Complain: To express dissatisfaction, pain, uneasiness, resentment, or grief. We have a whole lot of synonyms for "complain" - words like grumble, growl, and whine. None of these words is entirely flattering, are they? In fact, each of them carries a little bit of a negative connotation. In most cases, when we enter into our "complaint" mode, we are protesting "against" something done, said, etc. Not surprisingly, the antonyms for complain are words like rejoice and celebrate. Today, we explore a passage in the Psalms where we are actually told it is "okay" to complain - as there are times when we "must" - but in so doing, we are to maintain an attitude of heart that keeps us from lashing out at others (and God).
Complain if you must, but don’t lash out. Keep your mouth shut, and let your heart do the talking. Build your case before God and wait for his verdict. (Psalms 4:4-5 MSG)
Of late, it has been hard to watch the physical and mental decline of my mother. She was such a strong woman, sharp to the tee mentally, until just before the holidays this year. In the past couple of months, I have watched a decline which we all knew was coming, but is never easy to face. Yep, I have grumbled a little, complained about it a little, and even been a little "whiny" on occasion. The changes aren't easy to deal with - nights without much sleep, explaining things over and over again only to find they don't remember it the next day, and the like. Most importantly, when I really put MY grumbling aside and began to see the situation through mom's eyes, I really understood the changes are the hardest for HER. They may present some adjustments for me, but they are life-altering for her.
What I have come to learn over the past many months is the need we all have of learning to let our hearts do the talking, and allowing our mouths to do a little less grumbling. Heart-talk is the kind of talk where we lay things out before God, recognizing we don't see them clearly until we do. Trust me, I have been doing a whole lot of heart talking these days. Lots and lots of time spent bringing things before God to get his perspective on the changes and just how I proceed best to meet the needs of the present circumstances. As a result, I get a clearer picture of what needs to be done to settle her worried heart, keep her safe when I cannot be with her, and to just help her enjoy what little time she has left on this earth.
In a very practical sense, all of us do some form of "heart-talk" everyday. Sometimes we call this "talking to ourselves". It isn't a bad thing because with "heart-talk" we are really getting to the core of the matter. It is in the heart where we find our greatest struggles - so it makes sense to let our heart-talk be directed toward the one who can sort out those struggles - God. David uses a term we think of in the courtroom sense: Build your case before God and wait for his verdict. In the most literal sense, we are "building our case" whenever we engage in heart-talk. When we are "building a case", we are putting together "evidence" we have come to believe will support our position.
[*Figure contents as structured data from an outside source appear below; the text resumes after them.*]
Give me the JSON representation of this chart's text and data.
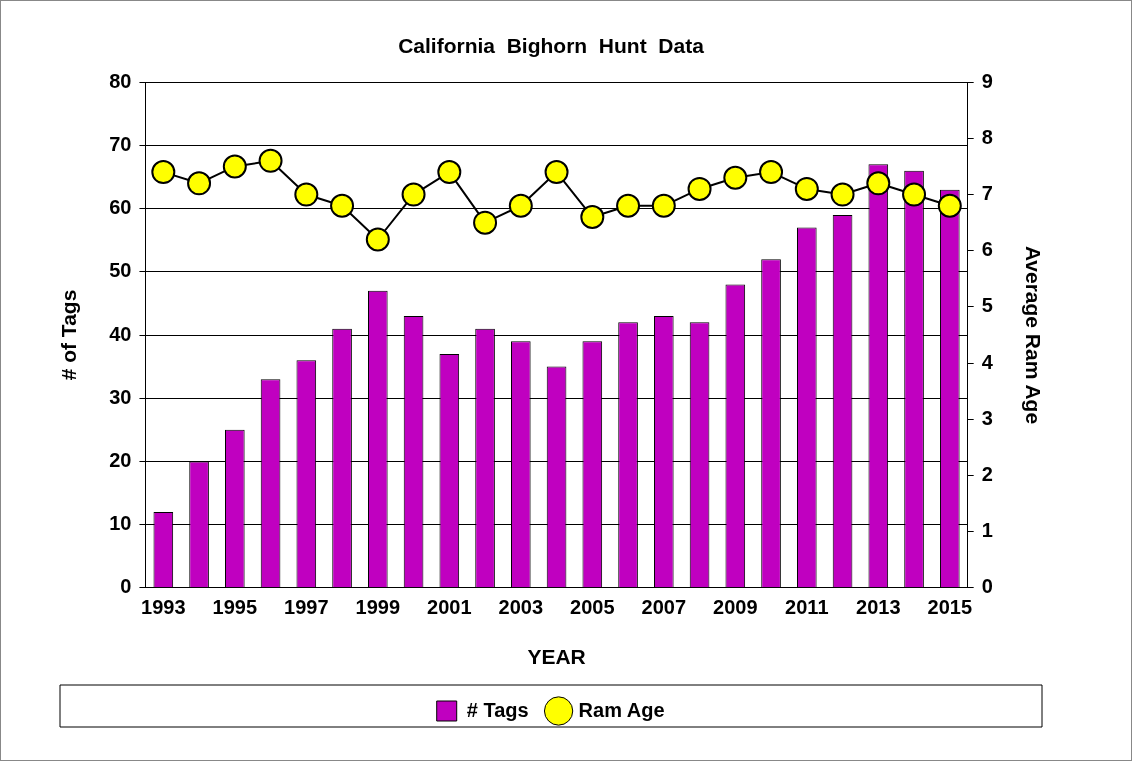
{
  "chart_data": {
    "type": "bar",
    "title": "California  Bighorn  Hunt  Data",
    "xlabel": "YEAR",
    "ylabel": "# of Tags",
    "y2label": "Average Ram Age",
    "categories": [
      "1993",
      null,
      "1995",
      null,
      "1997",
      null,
      "1999",
      null,
      "2001",
      null,
      "2003",
      null,
      "2005",
      null,
      "2007",
      null,
      "2009",
      null,
      "2011",
      null,
      "2013",
      null,
      "2015"
    ],
    "series": [
      {
        "name": "# Tags",
        "color": "#c000c0",
        "values": [
          12,
          20,
          25,
          33,
          36,
          41,
          47,
          43,
          37,
          41,
          39,
          35,
          39,
          42,
          43,
          42,
          48,
          52,
          57,
          59,
          67,
          66,
          63
        ]
      },
      {
        "name": "Ram Age",
        "type": "line",
        "axis": "y2",
        "color": "#ffff00",
        "values": [
          7.4,
          7.2,
          7.5,
          7.6,
          7.0,
          6.8,
          6.2,
          7.0,
          7.4,
          6.5,
          6.8,
          7.4,
          6.6,
          6.8,
          6.8,
          7.1,
          7.3,
          7.4,
          7.1,
          7.0,
          7.2,
          7.0,
          6.8
        ]
      }
    ],
    "ylim": [
      0,
      80
    ],
    "yticks": [
      0,
      10,
      20,
      30,
      40,
      50,
      60,
      70,
      80
    ],
    "y2lim": [
      0,
      9
    ],
    "y2ticks": [
      0,
      1,
      2,
      3,
      4,
      5,
      6,
      7,
      8,
      9
    ],
    "grid": "y",
    "legend": "bottom",
    "marker": "circle",
    "line_style": "solid"
  }
}
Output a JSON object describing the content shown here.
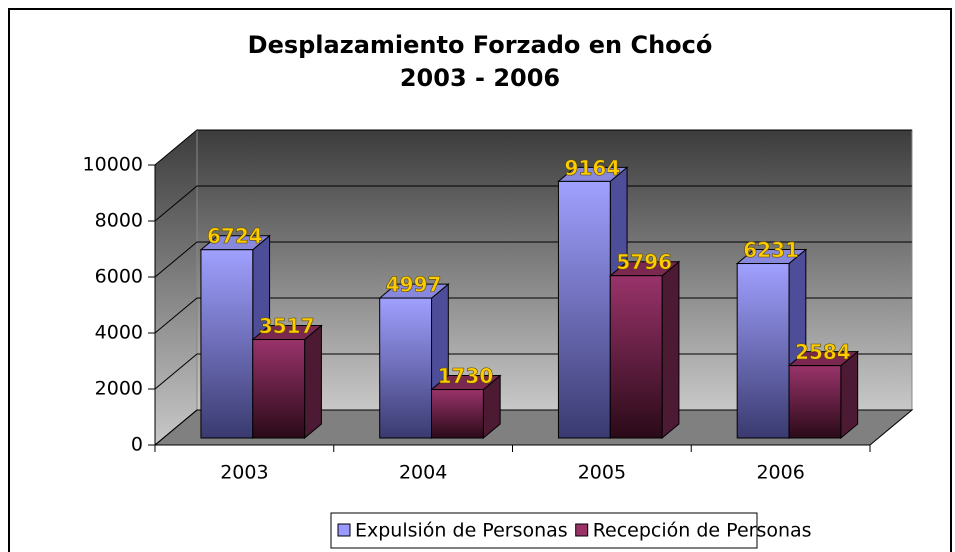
{
  "chart_data": {
    "type": "bar3d",
    "title": "Desplazamiento Forzado en Chocó",
    "subtitle": "2003 - 2006",
    "categories": [
      "2003",
      "2004",
      "2005",
      "2006"
    ],
    "series": [
      {
        "name": "Expulsión de Personas",
        "color": "#9999ff",
        "values": [
          6724,
          4997,
          9164,
          6231
        ]
      },
      {
        "name": "Recepción de Personas",
        "color": "#993366",
        "values": [
          3517,
          1730,
          5796,
          2584
        ]
      }
    ],
    "ylim": [
      0,
      10000
    ],
    "yticks": [
      0,
      2000,
      4000,
      6000,
      8000,
      10000
    ],
    "grid": true,
    "legend": "bottom"
  }
}
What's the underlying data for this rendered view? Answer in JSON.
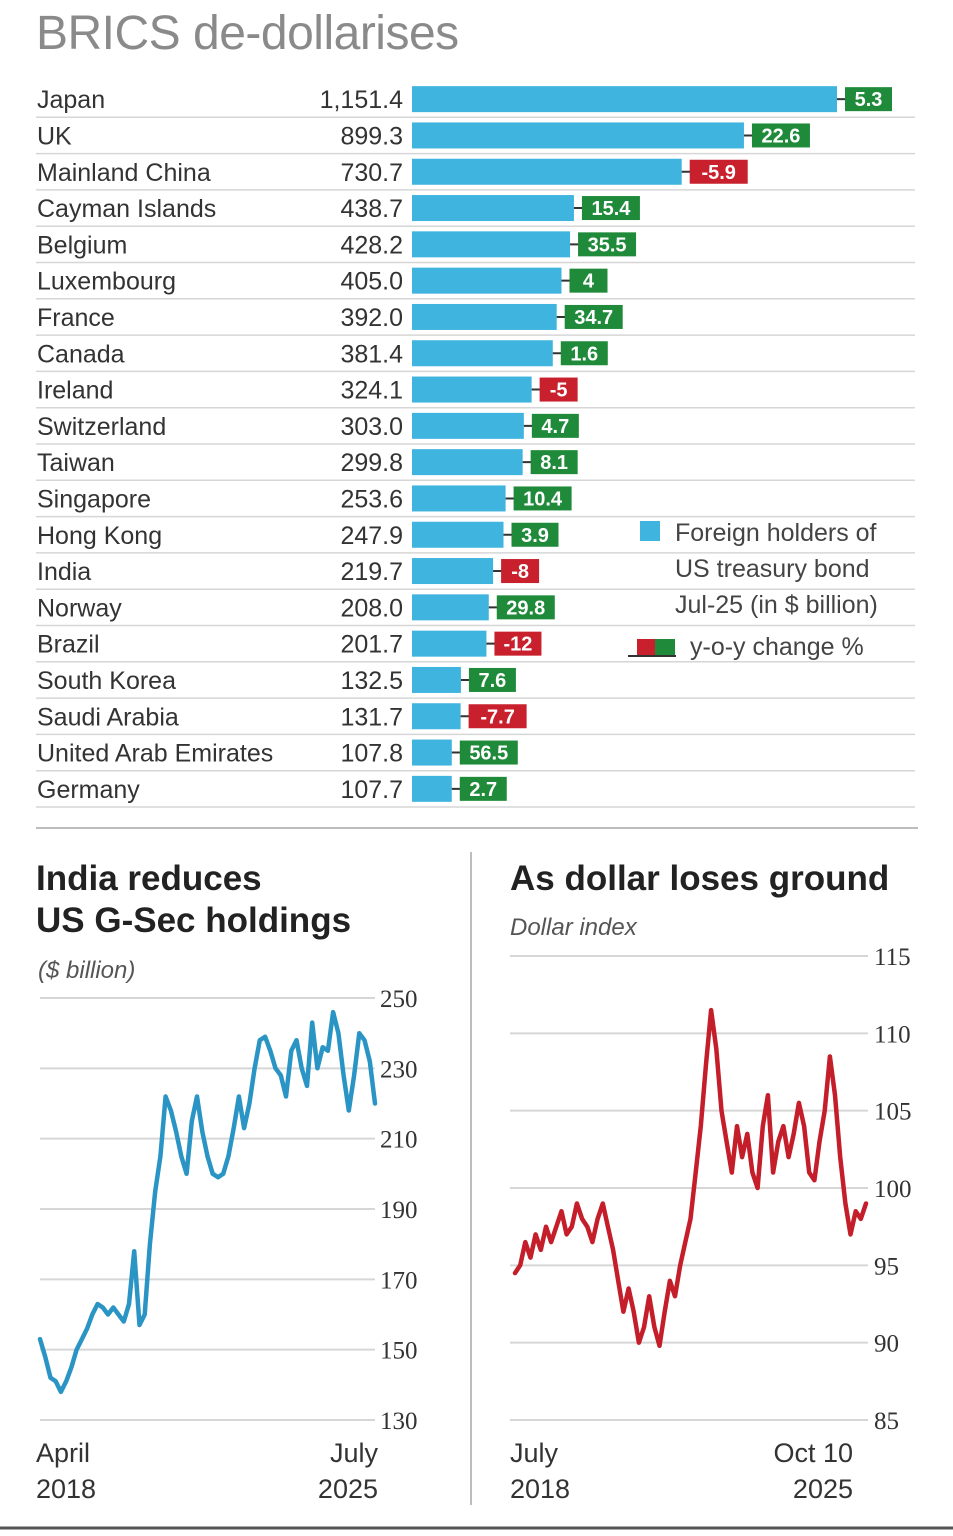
{
  "title": "BRICS de-dollarises",
  "legend": {
    "holders_lines": [
      "Foreign holders of",
      "US treasury bond",
      "Jul-25 (in $ billion)"
    ],
    "change_label": "y-o-y change %"
  },
  "colors": {
    "bar": "#3fb4de",
    "positive": "#1f8a3a",
    "negative": "#c8202d",
    "india_line": "#2a95c4",
    "dollar_line": "#c41e2a",
    "grid": "#d6d6d6"
  },
  "chart_data": [
    {
      "type": "bar",
      "title": "BRICS de-dollarises",
      "categories": [
        "Japan",
        "UK",
        "Mainland China",
        "Cayman Islands",
        "Belgium",
        "Luxembourg",
        "France",
        "Canada",
        "Ireland",
        "Switzerland",
        "Taiwan",
        "Singapore",
        "Hong Kong",
        "India",
        "Norway",
        "Brazil",
        "South Korea",
        "Saudi Arabia",
        "United Arab Emirates",
        "Germany"
      ],
      "value_labels": [
        "1,151.4",
        "899.3",
        "730.7",
        "438.7",
        "428.2",
        "405.0",
        "392.0",
        "381.4",
        "324.1",
        "303.0",
        "299.8",
        "253.6",
        "247.9",
        "219.7",
        "208.0",
        "201.7",
        "132.5",
        "131.7",
        "107.8",
        "107.7"
      ],
      "values": [
        1151.4,
        899.3,
        730.7,
        438.7,
        428.2,
        405.0,
        392.0,
        381.4,
        324.1,
        303.0,
        299.8,
        253.6,
        247.9,
        219.7,
        208.0,
        201.7,
        132.5,
        131.7,
        107.8,
        107.7
      ],
      "change_labels": [
        "5.3",
        "22.6",
        "-5.9",
        "15.4",
        "35.5",
        "4",
        "34.7",
        "1.6",
        "-5",
        "4.7",
        "8.1",
        "10.4",
        "3.9",
        "-8",
        "29.8",
        "-12",
        "7.6",
        "-7.7",
        "56.5",
        "2.7"
      ],
      "changes": [
        5.3,
        22.6,
        -5.9,
        15.4,
        35.5,
        4,
        34.7,
        1.6,
        -5,
        4.7,
        8.1,
        10.4,
        3.9,
        -8,
        29.8,
        -12,
        7.6,
        -7.7,
        56.5,
        2.7
      ],
      "series": [
        {
          "name": "Foreign holders of US treasury bond Jul-25 (in $ billion)"
        },
        {
          "name": "y-o-y change %"
        }
      ]
    },
    {
      "type": "line",
      "title": "India reduces US G-Sec holdings",
      "ylabel": "($ billion)",
      "ylim": [
        130,
        250
      ],
      "yticks": [
        "250",
        "230",
        "210",
        "190",
        "170",
        "150",
        "130"
      ],
      "xstart": [
        "April",
        "2018"
      ],
      "xend": [
        "July",
        "2025"
      ],
      "values": [
        153,
        148,
        142,
        141,
        138,
        141,
        145,
        150,
        153,
        156,
        160,
        163,
        162,
        160,
        162,
        160,
        158,
        163,
        178,
        157,
        160,
        180,
        195,
        205,
        222,
        218,
        212,
        205,
        200,
        215,
        222,
        212,
        205,
        200,
        199,
        200,
        205,
        213,
        222,
        213,
        220,
        230,
        238,
        239,
        235,
        230,
        228,
        222,
        235,
        238,
        230,
        225,
        243,
        230,
        236,
        235,
        246,
        240,
        228,
        218,
        228,
        240,
        238,
        232,
        220
      ]
    },
    {
      "type": "line",
      "title": "As dollar loses ground",
      "ylabel": "Dollar index",
      "ylim": [
        85,
        115
      ],
      "yticks": [
        "115",
        "110",
        "105",
        "100",
        "95",
        "90",
        "85"
      ],
      "xstart": [
        "July",
        "2018"
      ],
      "xend": [
        "Oct 10",
        "2025"
      ],
      "values": [
        94.5,
        95,
        96.5,
        95.5,
        97,
        96,
        97.5,
        96.5,
        97.5,
        98.5,
        97,
        97.5,
        99,
        98,
        97.5,
        96.5,
        98,
        99,
        97.5,
        96,
        94,
        92,
        93.5,
        92,
        90,
        91,
        93,
        91,
        89.8,
        92,
        94,
        93,
        95,
        96.5,
        98,
        101,
        104,
        108,
        111.5,
        109,
        105,
        103,
        101,
        104,
        102,
        103.5,
        101,
        100,
        104,
        106,
        101,
        103,
        104,
        102,
        103.5,
        105.5,
        104,
        101,
        100.5,
        103,
        105,
        108.5,
        106,
        102,
        99,
        97,
        98.5,
        98,
        99
      ]
    }
  ]
}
How the "case" is rendered a "verdict" is quite another matter.
If you have ever "built your case" in such a way you felt was exactly what would get you the specific course of action you desired and then found out a totally different course was set in motion, you probably have been a little disappointed. In retrospect, when we examine our "heart-talk" we may just find that our talk revealed the problem with the "case" - the heart! Our heart had a wrong approach to the circumstance - as when we feel we have a right to something we don't get and then form a little bitterness. The heart-talk may actually reveal the bit of bitterness by the words which are spoken!
I think we may actually think our heart-talk should "build a case FOR" the way we want to see things. In our passage, it doesn't say we get what we want when we engage in heart-talk. It says we get what God determines to be the best course of action. Now, this may not come as a welcome teaching for some of us, but nonetheless, it is truth. The instruction - build your case - then wait. In other words, put it out there before God and then trust him to sort it out. This is probably the hardest thing for most of us to do because we just rethink the issue over and over again from all angles and hope we will get to the end result of the "best" answer.
Problem is, we don't know the right answer most of the time! God sets things in motion for a reason. Sometimes it is to expose things hidden in our hearts we did not know were there. At others, it is to set things in motion within the life of another that will expose something they did not know was there. Waiting on God for his answer is the best thing we can do. Force the answer the way we envision it and we will likely experience a whole lot of discouragement in the end. So, take a lesson from the psalmist - learn to do some "heart-talk" and a little less complaining. In the end, we might just get the things sorted out which have been causing us much confusion along the way! Just sayin!